Na infância, sempre jogou com ouvintes. Começou no campo, mas preferiu o futsal. O fato de a cidade de 105 mil habitantes não dar tanto apoio ao futebol feminino foi decisivo para a mudança de modalidade.
Em 2015, com 17 anos, Stefany foi eleita a melhor jogadora do Mundial de Futsal de Surdos, que foi disputado na Tailândia. Mas foi no ano seguinte que sua vida começou a tomar novos rumos.
“Fui convocada pela primeira vez à Seleção Brasileira de Futebol Feminino de Surdas e viajava mensalmente para Jundiaí (SP) para treinos no campo. Em 2017 fui morar em Pelotas (RS) para competir pelo Gauchão Feminino e fui campeã”, recorda. Começou, então, a pegar gosto pelo campo.
“Aprendi bastante e jogava como meio-campista e atacante”, destaca Tefy. “Ficamos com o bronze nas Surdolimpíadas na primeira vez que participamos e voltei ao futsal para focar no Mundial de 2019”. Da disputa, voltou não só com o título mas com o status de melhor jogadora jovem da competição.
De volta ao campo
A proposta do Palmeiras veio em seguida.
A adaptação no time paulista contou com a ajuda de um rosto conhecido por ela. Krebs já havia trabalhado com William Bitencourt. Hoje preparador físico do time feminino do Palmeiras, William esteve, por oito anos, ao lado da Seleção de Futsal de Surdos.
“Ele me apoia e ajuda muito com tudo. Sempre está ao meu lado no campo para explicar jogadas, conceitos de treino. Isso me deixa ainda mais segura”, destaca a boleira.

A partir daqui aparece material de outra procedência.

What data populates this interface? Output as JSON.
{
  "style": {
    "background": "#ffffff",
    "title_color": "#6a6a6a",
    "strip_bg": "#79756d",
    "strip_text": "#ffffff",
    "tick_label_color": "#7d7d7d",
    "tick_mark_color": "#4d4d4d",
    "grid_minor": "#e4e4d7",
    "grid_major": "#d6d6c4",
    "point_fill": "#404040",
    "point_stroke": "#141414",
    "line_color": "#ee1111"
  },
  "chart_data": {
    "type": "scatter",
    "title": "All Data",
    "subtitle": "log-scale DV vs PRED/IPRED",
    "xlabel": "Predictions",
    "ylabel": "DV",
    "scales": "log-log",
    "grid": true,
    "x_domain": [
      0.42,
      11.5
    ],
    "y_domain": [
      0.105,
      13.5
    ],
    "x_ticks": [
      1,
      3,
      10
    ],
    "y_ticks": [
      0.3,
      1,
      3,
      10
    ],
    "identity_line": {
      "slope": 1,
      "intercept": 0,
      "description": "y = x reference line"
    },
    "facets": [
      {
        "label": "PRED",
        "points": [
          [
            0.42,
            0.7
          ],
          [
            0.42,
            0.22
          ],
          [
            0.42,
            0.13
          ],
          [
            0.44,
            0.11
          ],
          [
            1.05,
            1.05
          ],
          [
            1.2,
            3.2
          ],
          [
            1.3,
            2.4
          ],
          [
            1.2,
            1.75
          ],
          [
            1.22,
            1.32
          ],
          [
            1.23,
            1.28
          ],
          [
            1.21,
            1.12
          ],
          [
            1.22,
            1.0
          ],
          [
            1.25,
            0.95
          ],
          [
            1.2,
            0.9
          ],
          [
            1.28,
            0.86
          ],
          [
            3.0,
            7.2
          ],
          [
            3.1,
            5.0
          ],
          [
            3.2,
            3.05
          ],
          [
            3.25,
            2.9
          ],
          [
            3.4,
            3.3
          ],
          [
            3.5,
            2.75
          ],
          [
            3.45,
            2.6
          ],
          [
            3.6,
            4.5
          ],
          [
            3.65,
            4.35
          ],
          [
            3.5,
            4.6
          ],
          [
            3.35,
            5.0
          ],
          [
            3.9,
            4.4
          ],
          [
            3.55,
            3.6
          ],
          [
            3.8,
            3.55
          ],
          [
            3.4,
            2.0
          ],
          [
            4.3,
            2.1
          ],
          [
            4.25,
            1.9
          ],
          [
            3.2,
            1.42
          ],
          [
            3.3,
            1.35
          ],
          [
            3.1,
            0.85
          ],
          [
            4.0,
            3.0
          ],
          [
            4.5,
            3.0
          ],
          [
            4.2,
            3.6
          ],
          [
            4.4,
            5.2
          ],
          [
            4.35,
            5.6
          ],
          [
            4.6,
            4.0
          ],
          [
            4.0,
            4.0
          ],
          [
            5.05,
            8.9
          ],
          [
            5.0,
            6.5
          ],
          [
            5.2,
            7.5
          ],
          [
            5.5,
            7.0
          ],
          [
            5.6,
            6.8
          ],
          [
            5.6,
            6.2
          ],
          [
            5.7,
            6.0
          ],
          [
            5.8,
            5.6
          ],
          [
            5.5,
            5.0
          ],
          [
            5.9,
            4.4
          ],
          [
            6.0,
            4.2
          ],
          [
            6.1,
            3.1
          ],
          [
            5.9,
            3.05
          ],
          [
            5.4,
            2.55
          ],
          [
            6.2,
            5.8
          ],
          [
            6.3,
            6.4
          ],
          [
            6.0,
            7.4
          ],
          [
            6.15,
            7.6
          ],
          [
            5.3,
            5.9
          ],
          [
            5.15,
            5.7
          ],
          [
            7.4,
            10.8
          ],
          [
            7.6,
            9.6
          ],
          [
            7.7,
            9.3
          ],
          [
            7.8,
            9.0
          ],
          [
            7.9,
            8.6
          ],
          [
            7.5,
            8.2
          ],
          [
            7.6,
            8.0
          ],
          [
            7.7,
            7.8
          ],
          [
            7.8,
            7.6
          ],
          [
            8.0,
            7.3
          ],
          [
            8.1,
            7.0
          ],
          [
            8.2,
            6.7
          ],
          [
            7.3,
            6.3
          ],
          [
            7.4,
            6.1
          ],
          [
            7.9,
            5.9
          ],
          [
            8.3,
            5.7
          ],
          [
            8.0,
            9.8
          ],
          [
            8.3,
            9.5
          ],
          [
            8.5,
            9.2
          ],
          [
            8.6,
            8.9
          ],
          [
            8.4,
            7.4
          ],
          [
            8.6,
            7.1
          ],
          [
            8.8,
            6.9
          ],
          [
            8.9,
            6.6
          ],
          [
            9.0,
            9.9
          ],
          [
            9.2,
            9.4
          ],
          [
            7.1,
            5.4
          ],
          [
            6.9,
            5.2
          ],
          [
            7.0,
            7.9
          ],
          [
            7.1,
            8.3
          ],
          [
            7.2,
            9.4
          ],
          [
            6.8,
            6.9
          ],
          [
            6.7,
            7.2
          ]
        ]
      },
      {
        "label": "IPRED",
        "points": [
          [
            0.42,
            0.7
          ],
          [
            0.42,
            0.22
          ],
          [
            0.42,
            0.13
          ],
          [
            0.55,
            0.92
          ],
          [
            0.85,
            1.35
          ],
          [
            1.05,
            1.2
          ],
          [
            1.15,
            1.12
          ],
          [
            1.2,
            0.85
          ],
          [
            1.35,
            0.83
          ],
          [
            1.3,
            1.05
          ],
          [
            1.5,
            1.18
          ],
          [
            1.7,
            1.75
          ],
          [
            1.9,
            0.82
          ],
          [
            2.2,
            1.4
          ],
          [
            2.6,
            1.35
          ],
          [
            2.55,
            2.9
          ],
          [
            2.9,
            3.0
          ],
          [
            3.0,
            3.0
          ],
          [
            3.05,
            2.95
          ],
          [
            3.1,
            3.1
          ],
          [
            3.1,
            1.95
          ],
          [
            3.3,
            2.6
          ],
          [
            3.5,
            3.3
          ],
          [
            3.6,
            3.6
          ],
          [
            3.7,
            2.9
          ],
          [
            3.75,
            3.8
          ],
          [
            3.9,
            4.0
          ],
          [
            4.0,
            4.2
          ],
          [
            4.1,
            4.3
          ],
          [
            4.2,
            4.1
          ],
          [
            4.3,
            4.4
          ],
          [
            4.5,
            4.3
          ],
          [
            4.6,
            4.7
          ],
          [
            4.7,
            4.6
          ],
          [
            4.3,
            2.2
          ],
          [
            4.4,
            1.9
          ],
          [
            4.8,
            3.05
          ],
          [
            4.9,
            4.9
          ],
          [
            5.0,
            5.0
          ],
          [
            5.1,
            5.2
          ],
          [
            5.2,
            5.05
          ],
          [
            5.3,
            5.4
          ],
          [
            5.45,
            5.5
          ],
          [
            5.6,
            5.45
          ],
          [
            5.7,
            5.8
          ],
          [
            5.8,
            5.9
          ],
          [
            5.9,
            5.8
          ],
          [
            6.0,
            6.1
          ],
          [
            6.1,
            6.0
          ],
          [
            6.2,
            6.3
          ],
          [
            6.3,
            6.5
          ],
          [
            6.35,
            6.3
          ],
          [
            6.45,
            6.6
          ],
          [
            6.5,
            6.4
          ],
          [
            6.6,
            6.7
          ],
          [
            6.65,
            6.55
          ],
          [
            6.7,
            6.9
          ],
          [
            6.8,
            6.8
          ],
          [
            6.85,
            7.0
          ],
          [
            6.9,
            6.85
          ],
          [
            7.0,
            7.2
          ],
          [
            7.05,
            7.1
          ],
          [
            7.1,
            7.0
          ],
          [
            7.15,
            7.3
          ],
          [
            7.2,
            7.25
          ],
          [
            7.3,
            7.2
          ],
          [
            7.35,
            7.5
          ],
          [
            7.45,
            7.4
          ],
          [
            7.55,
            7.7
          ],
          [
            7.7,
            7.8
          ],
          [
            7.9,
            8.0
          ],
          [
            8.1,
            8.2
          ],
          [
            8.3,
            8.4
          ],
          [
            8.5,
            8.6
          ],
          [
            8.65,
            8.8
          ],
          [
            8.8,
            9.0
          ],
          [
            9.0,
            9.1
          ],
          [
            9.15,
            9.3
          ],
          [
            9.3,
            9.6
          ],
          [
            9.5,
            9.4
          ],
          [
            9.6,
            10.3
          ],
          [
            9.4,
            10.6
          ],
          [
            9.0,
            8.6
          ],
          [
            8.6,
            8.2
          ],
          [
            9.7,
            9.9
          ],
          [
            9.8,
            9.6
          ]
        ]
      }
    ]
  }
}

“As atletas têm se adaptado da melhor maneira possível, seja com a língua de sinais ou com ações específicas do futebol”, destaca William. “Tudo tem sido trabalhado para o melhor entendimento geral e tem dado bastante certo”.
E tem a diferença?
Acompanhada de Eder Zanella, professor e intérprete de LIBRAS (Língua Brasileira de Sinais), Stefany concede entrevistas e conversa com as colegas de equipe. As demais palmeirenses se arriscam em gestos que não necessariamente são fiéis à língua, mas que são bons o suficiente para garantir uma comunicação efetiva com Krebs.
“As meninas já aprenderam bastante sobre LIBRAS. Moro com algumas delas no apartamento e a rotina permite que elas entendam melhor a língua de sinais a cada dia que passa”, destaca Tefy. Dentro das quatro linhas, a equipe tem combinado sinais para serem feitos durante os treinos e partidas.
“Os ouvintes falam na boca, mas eu, nas mãos, consigo interagir de acordo com o que é pedido. Isso é muito importante”, completa a atleta.
Essa é a primeira vez que uma atleta surda tem a oportunidade de atuar no futebol feminino profissional. “É um desafio, mas, ao mesmo tempo, um grande aprendizado a todos nós. A cada dia que passa, a comunicação está cada vez melhor”, analisa William.
Sem esconder a felicidade, Stefany fala da oportunidade de defender o Verdão como “maior desafio” de sua vida. “É a realização de um sonho estar aqui, tudo tem sido maravilhoso. O time tem meninas excelentes e busco o meu melhor a cada dia, observando-as e também a comissão técnica”, analisa.
Por fim, Krebs torce para que o Palmeiras sirva como exemplo de inclusão. “Torço muito para que não olhem as pessoas pela deficiência delas, mas sim pelo talento e pela habilidade. Nada é impossível”, destaca a atleta. “Acolham bem. É uma experiência que se leva por toda a vida. Não desistam de seus sonhos e lutem por aquilo que traz felicidade a si. Todos somos capazes de tudo”.